Beauty and the Beast:
The Gaston-adoring sidekick LeFou (Josh Gad) shares a two-second dance with another man in the movie’s finale. It’s a scene, as Pop Culture Happy Hour panelist Glen Weldon put it when he tweeted, that’s “exactly the kind of throwaway gay joke Hollywood’s always churned out.” It wasn’t the only one either — LeFou’s dance partner is a character who, in an earlier scene, is shown being unexpectedly pleased with the women’s clothing he’d been forcefully clad in by a combative Madame Garderobe.
And Star Trek Beyond:
Then there was last year’s Star Trek Beyond, which, also before its release, made the reveal — one treated as a bigger deal in interviews than it ended up being onscreen — that its incarnation of Lt. Hikaru Sulu (John Cho) was gay. It did this by introducing a never-named-on-screen husband, played by screenwriter Doug Jung, who Sulu was shown pulling into an affectionate but not especially nonplatonic embrace during a visit as they strolled away with their daughter. “If you blinked, you missed it,” said George Takei, who played Sulu on the original Star Trek television show. “There are others who are dealing with LGBT issues much more profoundly.”

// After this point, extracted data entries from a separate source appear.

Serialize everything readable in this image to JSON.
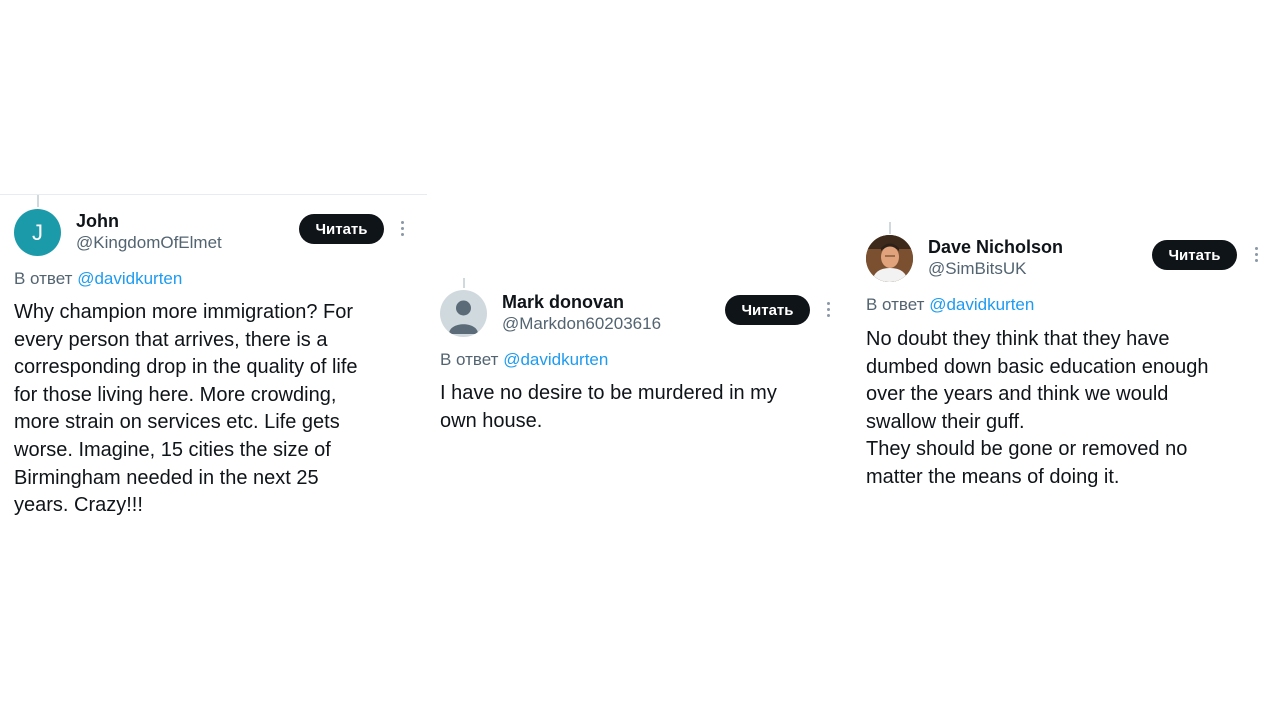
{
  "tweets": [
    {
      "author_name": "John",
      "handle": "@KingdomOfElmet",
      "avatar_letter": "J",
      "follow_label": "Читать",
      "reply_prefix": "В ответ",
      "reply_mention": "@davidkurten",
      "body": "Why champion more immigration? For\nevery person that arrives, there is a\ncorresponding drop in the quality of life\nfor those living here. More crowding,\nmore strain on services etc. Life gets\nworse. Imagine, 15 cities the size of\nBirmingham needed in the next 25\nyears. Crazy!!!"
    },
    {
      "author_name": "Mark donovan",
      "handle": "@Markdon60203616",
      "follow_label": "Читать",
      "reply_prefix": "В ответ",
      "reply_mention": "@davidkurten",
      "body": "I have no desire to be murdered in my\nown house."
    },
    {
      "author_name": "Dave Nicholson",
      "handle": "@SimBitsUK",
      "follow_label": "Читать",
      "reply_prefix": "В ответ",
      "reply_mention": "@davidkurten",
      "body": "No doubt they think that they have\ndumbed down basic education enough\nover the years and think we would\nswallow their guff.\nThey should be gone or removed no\nmatter the means of doing it."
    }
  ],
  "colors": {
    "mention": "#1d9bf0",
    "secondary_text": "#536471",
    "button_bg": "#0f1419",
    "avatar_john": "#1b9aaa"
  },
  "icons": {
    "more": "more-vertical-icon",
    "default_avatar": "default-user-icon"
  }
}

All three studios made a big deal out of making LGBT characters textual, but they still assume their audiences are just as narrow-minded as they are.
In a world in which How to Get Away With Murder plunked a scene of implied rimming between Jack Falahee and Conrad Ricamora onto primetime network TV two years ago, it seems particularly eyerolly to give a studio movie a pat on the back for including a shot of two men with their arms around each other, in a totally gay way, they swear.